Let’s say there’s a country that has decided it will buy the machines and just handle it for all airlines. There needs to be a location for the machines, and they have to be worked into the existing processes. It doesn’t happen overnight. Yet there are a mere 21 days given to make this happen worldwide. That’s completely impossible.
And remember, this requires us to actually believe that there’s an imminent threat coming out of Aruba. I find it hard to believe or there wouldn’t even be a 21 day grace period. Large electronics would have been banned immediately, at least until compliance could occur.
Regardless, this is happening. And that means there are three options:
- The large electronics ban goes into effect on a slew of international flights from airports that aren’t able to comply.
- Flights from locations that don’t comply must be canceled.

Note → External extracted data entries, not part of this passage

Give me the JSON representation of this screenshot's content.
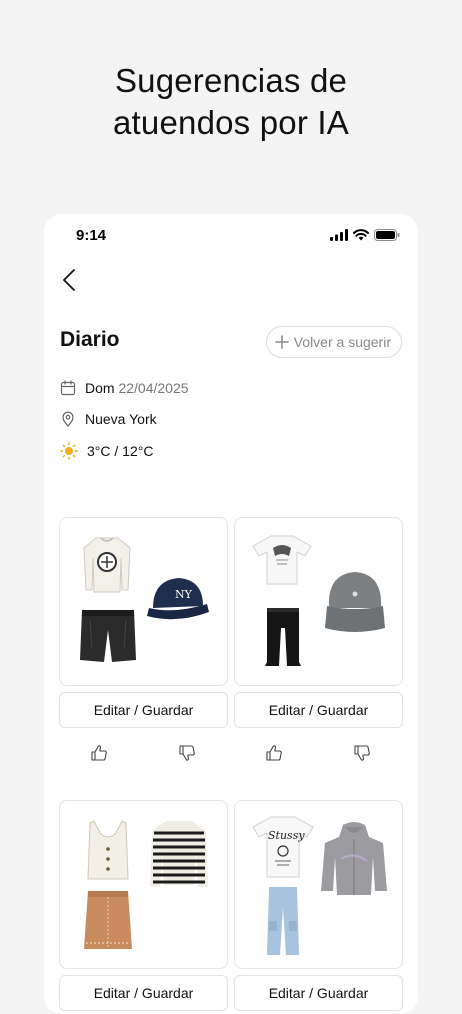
{
  "hero": {
    "line1": "Sugerencias de",
    "line2": "atuendos por IA"
  },
  "status_bar": {
    "time": "9:14"
  },
  "header": {
    "title": "Diario",
    "resuggest_label": "Volver a sugerir"
  },
  "info": {
    "day": "Dom",
    "date": "22/04/2025",
    "location": "Nueva York",
    "temperature": "3°C / 12°C"
  },
  "outfits": [
    {
      "items": [
        "cream-sweater",
        "navy-ny-cap",
        "black-leather-shorts"
      ],
      "action_label": "Editar / Guardar"
    },
    {
      "items": [
        "white-graphic-tee",
        "grey-cap",
        "black-joggers"
      ],
      "action_label": "Editar / Guardar"
    },
    {
      "items": [
        "cream-knit-vest",
        "striped-cardigan",
        "tan-skirt"
      ],
      "action_label": "Editar / Guardar"
    },
    {
      "items": [
        "white-stussy-tee",
        "grey-zip-hoodie",
        "light-blue-cargo-jeans"
      ],
      "action_label": "Editar / Guardar"
    }
  ],
  "colors": {
    "accent_sun": "#f2b01e",
    "text_muted": "#777777",
    "border": "#e6e6e6"
  }
}
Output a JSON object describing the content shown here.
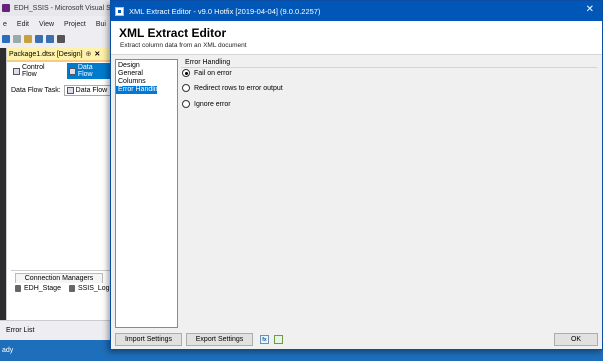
{
  "vs": {
    "title": "EDH_SSIS - Microsoft Visual Stu",
    "menu": [
      "e",
      "Edit",
      "View",
      "Project",
      "Bui"
    ],
    "doc_tab_label": "Package1.dtsx [Design]",
    "doc_tab_pin": "⊕",
    "doc_tab_close": "✕",
    "control_flow_label": "Control Flow",
    "data_flow_label": "Data Flow",
    "dft_label": "Data Flow Task:",
    "dft_value": "Data Flow",
    "conn_managers_label": "Connection Managers",
    "conn_items": [
      "EDH_Stage",
      "SSIS_Log"
    ],
    "error_list_label": "Error List",
    "status_text": "ady"
  },
  "dialog": {
    "title": "XML Extract Editor - v9.0 Hotfix [2019-04-04] (9.0.0.2257)",
    "close_glyph": "✕",
    "heading": "XML Extract Editor",
    "subheading": "Extract column data from an XML document",
    "nav_items": [
      {
        "label": "Design",
        "selected": false
      },
      {
        "label": "General",
        "selected": false
      },
      {
        "label": "Columns",
        "selected": false
      },
      {
        "label": "Error Handling",
        "selected": true
      }
    ],
    "group_title": "Error Handling",
    "radio_options": [
      {
        "label": "Fail on error",
        "checked": true
      },
      {
        "label": "Redirect rows to error output",
        "checked": false
      },
      {
        "label": "Ignore error",
        "checked": false
      }
    ],
    "import_button": "Import Settings",
    "export_button": "Export Settings",
    "fx_icon_glyph": "fx",
    "ok_button": "OK"
  },
  "colors": {
    "titlebar": "#0057b8",
    "selection": "#0078d7",
    "statusbar": "#1e6fbb"
  }
}
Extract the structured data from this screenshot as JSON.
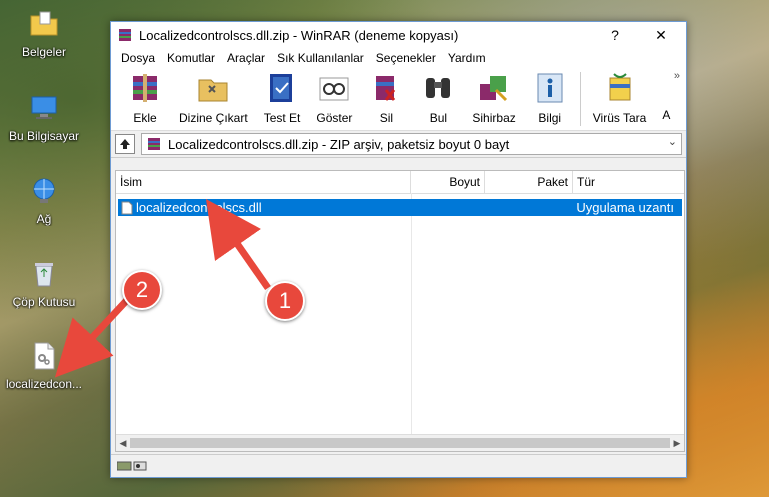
{
  "desktop": {
    "icons": [
      {
        "label": "Belgeler",
        "icon": "folder-icon"
      },
      {
        "label": "Bu Bilgisayar",
        "icon": "computer-icon"
      },
      {
        "label": "Ağ",
        "icon": "network-icon"
      },
      {
        "label": "Çöp Kutusu",
        "icon": "recycle-bin-icon"
      },
      {
        "label": "localizedcon...",
        "icon": "dll-file-icon"
      }
    ]
  },
  "window": {
    "title": "Localizedcontrolscs.dll.zip - WinRAR (deneme kopyası)",
    "help_glyph": "?",
    "close_glyph": "✕"
  },
  "menu": [
    "Dosya",
    "Komutlar",
    "Araçlar",
    "Sık Kullanılanlar",
    "Seçenekler",
    "Yardım"
  ],
  "toolbar": {
    "buttons": [
      "Ekle",
      "Dizine Çıkart",
      "Test Et",
      "Göster",
      "Sil",
      "Bul",
      "Sihirbaz",
      "Bilgi",
      "Virüs Tara",
      "A"
    ],
    "more_glyph": "»"
  },
  "address": {
    "text": "Localizedcontrolscs.dll.zip - ZIP arşiv, paketsiz boyut 0 bayt",
    "chevron": "⌄"
  },
  "list": {
    "columns": [
      "İsim",
      "Boyut",
      "Paket",
      "Tür"
    ],
    "rows": [
      {
        "name": "localizedcontrolscs.dll",
        "size": "",
        "packed": "",
        "type": "Uygulama uzantı"
      }
    ]
  },
  "annotations": {
    "badge1": "1",
    "badge2": "2"
  },
  "colors": {
    "selection": "#0078d7",
    "badge": "#e8483c"
  }
}
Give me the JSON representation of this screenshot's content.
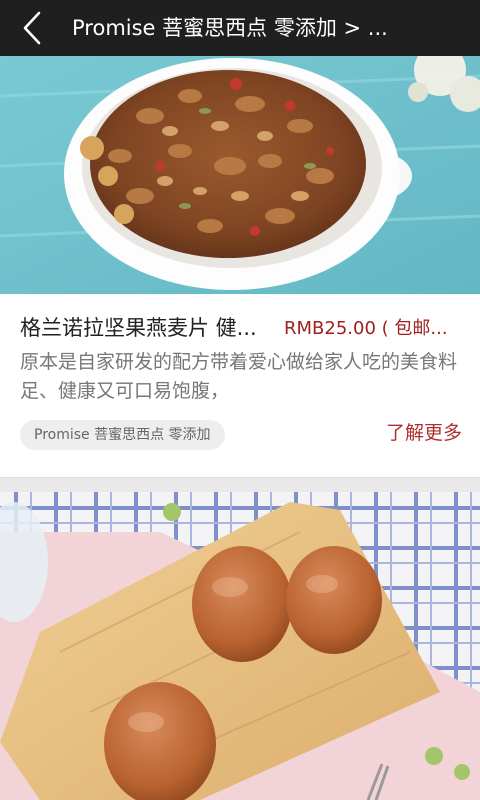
{
  "header": {
    "title": "Promise 菩蜜思西点 零添加 > ..."
  },
  "products": [
    {
      "title": "格兰诺拉坚果燕麦片 健...",
      "price": "RMB25.00 ( 包邮...",
      "description": "原本是自家研发的配方带着爱心做给家人吃的美食料足、健康又可口易饱腹，",
      "tag": "Promise 菩蜜思西点 零添加",
      "more_label": "了解更多"
    }
  ],
  "icons": {
    "back": "chevron-left-icon"
  },
  "colors": {
    "topbar_bg": "#1f1f1f",
    "price": "#a02020",
    "more_link": "#b03030"
  }
}
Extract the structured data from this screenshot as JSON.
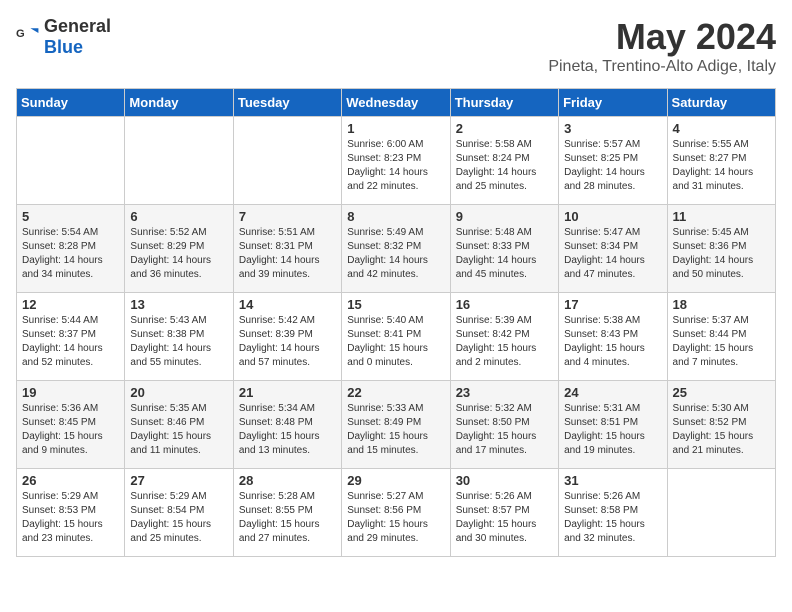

- DHS blinks and admits that what it has required is impossible, giving more time for compliance or, in a perfect world, scaling back to only airports where the threat is real.
The third is mostly likely (at least the part about giving more time) since it sounds like the feds have already said they’ll be open to discussions with airlines. But the fact that DHS would roll out such an ill-conceived and impossible to implement program in the first place really makes me wonder who is making decisions over there. Yes, let’s celebrate the end of the large electronics ban, at least on some airlines where it existed. But this is hardly the right way to replace it on a global scale. Now we just have to wait and see if there will be a significant disruption when many of these airports/airlines fail to comply across the board by the July 19 deadline.